THE grandson of Scotland’s oldest PHD student has been awarded with his Honours degree.
David Hughes, 22, of North Queensferry was awarded an Honours degree in Social Sciences from Edinburgh Napier University the same institution where his grandfather Dr David Dick completed his PHD at the age of 82.
Dr Dick was the first Vice Principal of Napier College, and returned to the institution once it was granted University status to complete his PHD.
Speaking of his grandfather’s legacy, David Hughes said: “My grandfather’s knowledge and scholarship, alongside his genuine interest in my studies, were an inspiration during my journey to becoming an undergraduate student and continued throughout my time at University.
“I was excited and encouraged by his anecdotes, as well as his academic achievements in his retired life.”
David Dick became a hydroelectric engineer then a lecturer and after his role as Vice Principal at Napier college in 1964, he was the principal at Stevenson College in Edinburgh from 1970-1988.
He spent his retirement years studying a BA (Hons) at the Open University then he studied a Masters of Literature at the University of Dundee followed by his doctorate in philosophy at Edinburgh Napier in 2013, making him Scotlands oldest PHD student.
Dr Dick was awarded an OBE in 1982 for his services to both education and the fire service.
David Hughes said: “My grandfather and I spoke on numerous occasions about the difficulties of my dissertation topic, titled ‘Analysis of Scottish Nationalism in 2021 and how it is perceived amongst generational cohorts in Scotland’, and he always asked how I was getting on as the research was coming together.
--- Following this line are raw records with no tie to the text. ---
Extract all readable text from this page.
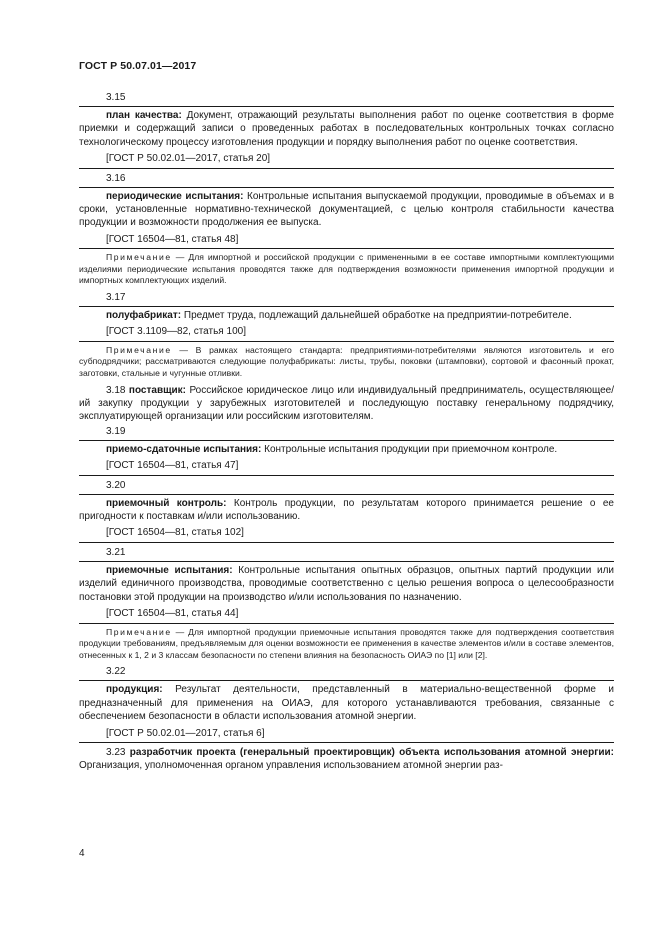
ГОСТ Р 50.07.01—2017
3.15

план качества: Документ, отражающий результаты выполнения работ по оценке соответствия в форме приемки и содержащий записи о проведенных работах в последовательных контрольных точках согласно технологическому процессу изготовления продукции и порядку выполнения работ по оценке соответствия.

[ГОСТ Р 50.02.01—2017, статья 20]

3.16

периодические испытания: Контрольные испытания выпускаемой продукции, проводимые в объемах и в сроки, установленные нормативно-технической документацией, с целью контроля стабильности качества продукции и возможности продолжения ее выпуска.

[ГОСТ 16504—81, статья 48]

Примечание — Для импортной и российской продукции с примененными в ее составе импортными комплектующими изделиями периодические испытания проводятся также для подтверждения возможности применения импортной продукции и импортных комплектующих изделий.

3.17

полуфабрикат: Предмет труда, подлежащий дальнейшей обработке на предприятии-потребителе.

[ГОСТ 3.1109—82, статья 100]

Примечание — В рамках настоящего стандарта: предприятиями-потребителями являются изготовитель и его субподрядчики; рассматриваются следующие полуфабрикаты: листы, трубы, поковки (штамповки), сортовой и фасонный прокат, заготовки, стальные и чугунные отливки.

3.18 поставщик: Российское юридическое лицо или индивидуальный предприниматель, осуществляющее/ий закупку продукции у зарубежных изготовителей и последующую поставку генеральному подрядчику, эксплуатирующей организации или российским изготовителям.

3.19

приемо-сдаточные испытания: Контрольные испытания продукции при приемочном контроле.

[ГОСТ 16504—81, статья 47]

3.20

приемочный контроль: Контроль продукции, по результатам которого принимается решение о ее пригодности к поставкам и/или использованию.

[ГОСТ 16504—81, статья 102]

3.21

приемочные испытания: Контрольные испытания опытных образцов, опытных партий продукции или изделий единичного производства, проводимые соответственно с целью решения вопроса о целесообразности постановки этой продукции на производство и/или использования по назначению.

[ГОСТ 16504—81, статья 44]

Примечание — Для импортной продукции приемочные испытания проводятся также для подтверждения соответствия продукции требованиям, предъявляемым для оценки возможности ее применения в качестве элементов и/или в составе элементов, отнесенных к 1, 2 и 3 классам безопасности по степени влияния на безопасность ОИАЭ по [1] или [2].

3.22

продукция: Результат деятельности, представленный в материально-вещественной форме и предназначенный для применения на ОИАЭ, для которого устанавливаются требования, связанные с обеспечением безопасности в области использования атомной энергии.

[ГОСТ Р 50.02.01—2017, статья 6]

3.23 разработчик проекта (генеральный проектировщик) объекта использования атомной энергии: Организация, уполномоченная органом управления использованием атомной энергии раз-

4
“His passing in January at the age of 91 was extremely difficult. However, the perseverance he showed in his work spurred me on to complete my own studies in the belief that my grandfather would have been proud of my work and achievements.
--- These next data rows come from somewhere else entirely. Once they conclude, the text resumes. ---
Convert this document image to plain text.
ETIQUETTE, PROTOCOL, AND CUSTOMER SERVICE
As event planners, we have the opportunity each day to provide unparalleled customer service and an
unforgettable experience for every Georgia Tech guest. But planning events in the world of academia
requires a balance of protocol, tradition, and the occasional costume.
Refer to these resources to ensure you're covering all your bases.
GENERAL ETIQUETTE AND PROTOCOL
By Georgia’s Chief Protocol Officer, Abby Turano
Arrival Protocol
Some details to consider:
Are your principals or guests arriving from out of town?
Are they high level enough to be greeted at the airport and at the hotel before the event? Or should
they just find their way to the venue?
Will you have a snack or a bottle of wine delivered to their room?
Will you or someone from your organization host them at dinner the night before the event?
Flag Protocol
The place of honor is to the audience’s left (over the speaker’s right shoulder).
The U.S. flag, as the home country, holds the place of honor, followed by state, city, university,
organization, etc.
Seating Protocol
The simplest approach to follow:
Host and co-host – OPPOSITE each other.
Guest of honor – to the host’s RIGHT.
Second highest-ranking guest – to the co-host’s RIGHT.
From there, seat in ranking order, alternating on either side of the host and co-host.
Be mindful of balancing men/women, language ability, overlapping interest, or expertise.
“I have dedicated my dissertation in his memory.”
David now aims to follow his lifelong dream of joining the Royal Air Force or Royal Navy.
Dr John Burnett, lecturer in Edinburgh Napier’s School of Applied Sciences, said: “David’s enthusiasm, diligence, intelligence and determination to succeed are qualities clearly evident in his grandfather’s incredibly rich and impressive life story.
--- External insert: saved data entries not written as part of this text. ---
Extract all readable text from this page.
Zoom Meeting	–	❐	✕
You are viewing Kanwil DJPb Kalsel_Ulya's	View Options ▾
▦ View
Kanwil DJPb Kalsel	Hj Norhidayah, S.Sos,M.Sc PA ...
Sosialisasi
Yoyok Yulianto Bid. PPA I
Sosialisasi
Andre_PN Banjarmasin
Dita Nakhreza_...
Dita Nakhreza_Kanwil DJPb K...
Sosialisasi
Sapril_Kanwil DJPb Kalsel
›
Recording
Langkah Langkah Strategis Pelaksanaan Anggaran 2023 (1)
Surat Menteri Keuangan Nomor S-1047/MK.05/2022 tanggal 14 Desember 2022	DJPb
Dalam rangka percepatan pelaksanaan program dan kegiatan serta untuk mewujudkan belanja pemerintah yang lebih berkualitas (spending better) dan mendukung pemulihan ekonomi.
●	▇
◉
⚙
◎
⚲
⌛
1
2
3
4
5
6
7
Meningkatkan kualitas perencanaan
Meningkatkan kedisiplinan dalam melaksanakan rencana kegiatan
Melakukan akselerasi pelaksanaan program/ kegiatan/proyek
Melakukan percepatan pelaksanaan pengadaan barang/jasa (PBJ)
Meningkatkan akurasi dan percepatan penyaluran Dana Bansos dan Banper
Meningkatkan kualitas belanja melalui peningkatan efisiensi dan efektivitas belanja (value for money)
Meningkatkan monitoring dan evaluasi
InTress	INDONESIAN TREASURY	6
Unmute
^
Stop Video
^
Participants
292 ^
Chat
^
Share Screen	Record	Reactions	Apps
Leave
“The first class mark he achieved for his dissertation is a testament to the hard work, resourcefulness and considerable academic skill in the planning, design and execution of what is a complex and challenging topic – even without the trials and tribulations of the ongoing pandemic.
“I’m sure David’s late grandfather would’ve been incredibly proud of his achievements – and rightly so!”